Audio drift import problem

Hi friends,

I’m mixing a live recording from two sources, one mono (mic -> Amadeus software) and one stereo (Zoom H4N). Both are over an hour long and 48kHz but for some reason there’s a considerable drift after aligning the tracks by an early transient.

My questions are:

  • is there a way to tell if one of the reported sample rates is incorrect? I’m using Ubuntu and mediainfo shows 48kHz for each file
  • What else could cause the problem? I import both files using the “Import…” dialogue in Ardour
  • is there a non-destructive way to fix this drift?

Thanks!

Output from mediainfo:

General
Complete name                            : 2017.05.22 I, Site_room.WAV
Format                                   : Wave
File size                                : 1 015 MiB
Duration                                 : 1h 1mn
Overall bit rate mode                    : Constant
Overall bit rate                         : 2 304 Kbps

Audio
Format                                   : PCM
Format settings, Endianness              : Little
Format settings, Sign                    : Signed
Codec ID                                 : 1
Duration                                 : 1h 1mn
Bit rate mode                            : Constant
Bit rate                                 : 2 304 Kbps
Channel(s)                               : 2 channels
Sampling rate                            : 48.0 KHz
Bit depth                                : 24 bits
Stream size                              : 1 015 MiB (100%)
General
Complete name                            : condenser mic/2017.05.22. dave's concert.wav
Format                                   : Wave
File size                                : 567 MiB
Duration                                 : 1h 8mn
Overall bit rate mode                    : Constant
Overall bit rate                         : 1 152 Kbps

Audio
Format                                   : PCM
Format settings, Endianness              : Little
Format settings, Sign                    : Signed
Codec ID                                 : 1
Duration                                 : 1h 8mn
Bit rate mode                            : Constant
Bit rate                                 : 1 152 Kbps
Channel(s)                               : 1 channel
Sampling rate                            : 48.0 KHz
Bit depth                                : 24 bits
Stream size                              : 567 MiB (100%)

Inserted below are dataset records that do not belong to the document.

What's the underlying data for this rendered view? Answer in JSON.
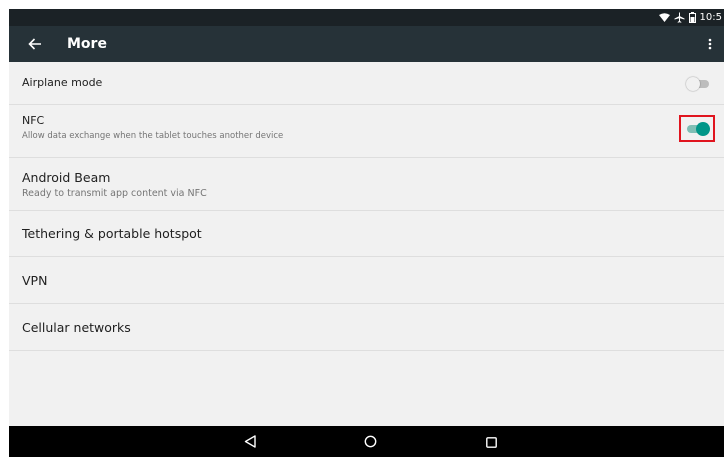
{
  "status_bar": {
    "time": "10:5",
    "icons": [
      "wifi-icon",
      "airplane-icon",
      "battery-icon"
    ]
  },
  "toolbar": {
    "back_icon": "arrow-back-icon",
    "title": "More",
    "overflow_icon": "more-vert-icon"
  },
  "settings": {
    "airplane": {
      "title": "Airplane mode",
      "enabled": false
    },
    "nfc": {
      "title": "NFC",
      "summary": "Allow data exchange when the tablet touches another device",
      "enabled": true
    },
    "beam": {
      "title": "Android Beam",
      "summary": "Ready to transmit app content via NFC"
    },
    "tethering": {
      "title": "Tethering & portable hotspot"
    },
    "vpn": {
      "title": "VPN"
    },
    "cellular": {
      "title": "Cellular networks"
    }
  },
  "nav_bar": {
    "icons": [
      "nav-back-icon",
      "nav-home-icon",
      "nav-recents-icon"
    ]
  },
  "colors": {
    "status_bar": "#1b2226",
    "toolbar": "#263238",
    "accent": "#009688",
    "highlight": "#e0141e",
    "background": "#f1f1f1"
  }
}
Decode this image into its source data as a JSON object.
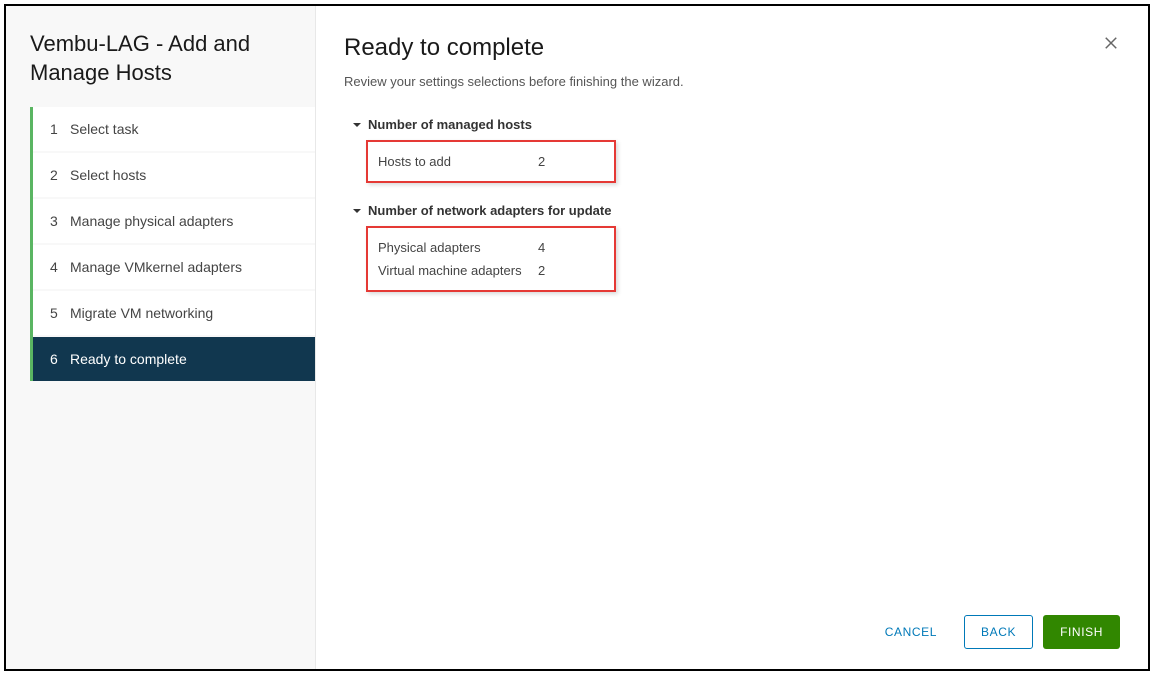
{
  "sidebar": {
    "title": "Vembu-LAG - Add and Manage Hosts",
    "steps": [
      {
        "num": "1",
        "label": "Select task"
      },
      {
        "num": "2",
        "label": "Select hosts"
      },
      {
        "num": "3",
        "label": "Manage physical adapters"
      },
      {
        "num": "4",
        "label": "Manage VMkernel adapters"
      },
      {
        "num": "5",
        "label": "Migrate VM networking"
      },
      {
        "num": "6",
        "label": "Ready to complete"
      }
    ]
  },
  "main": {
    "title": "Ready to complete",
    "subtitle": "Review your settings selections before finishing the wizard."
  },
  "sections": {
    "hosts": {
      "header": "Number of managed hosts",
      "rows": [
        {
          "label": "Hosts to add",
          "value": "2"
        }
      ]
    },
    "adapters": {
      "header": "Number of network adapters for update",
      "rows": [
        {
          "label": "Physical adapters",
          "value": "4"
        },
        {
          "label": "Virtual machine adapters",
          "value": "2"
        }
      ]
    }
  },
  "footer": {
    "cancel": "CANCEL",
    "back": "BACK",
    "finish": "FINISH"
  }
}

Assuming you are in fact recording at 48k on both devices: You are running into a classic clock drift problem. This is why a master clock is used in the studio. Even though a device might record at 48kHz, clocks aren’t all identical and often not completely precise so one might be recording at 47593Hz and one at 48006Hz, both treating it as 48k.

You need to clock sync the recording devices to avoid this problem.

This is also why Jack doesn’t tend to play well with multiple sound cards (They need to be clock sync’d).

As seablade says this is why professional equipment has the possibility to sync to an outside sync signal. The consumer equipment does not have this possibility and there is no easy way to correct this. You might get good enough results by separating songs to regions and syncing manually (dragging regions on the timeline). You can also move regions a certain amount of samples at a time.

A device might be clocking in a relatively constant speed, so if you can calculate the amount of drift in for example an hour, you might be able to calculate how many samples you need to adjust backwards or forwards. The adjustment does not need to be exact, it is enough to get it inside a region where you can not hear the difference anymore and it also does not cause any obvious colorations to the sound when the two sound sources are combined together.

The problem is caused by the fact that it is very difficult and expensive to build an accurate clock source. Crystal oscillators are commonly used for the clock and temperature affects the speed of the crystal and the speed also changes when the crystal get older. Even professional equipment won’t hold the accurate clock for long after syncing to an external clock source. One might need to resync the devices a couple of times during a days televison shooting session.

You can avoid this problem by using only one recorder that has enough audio inputs for your needs.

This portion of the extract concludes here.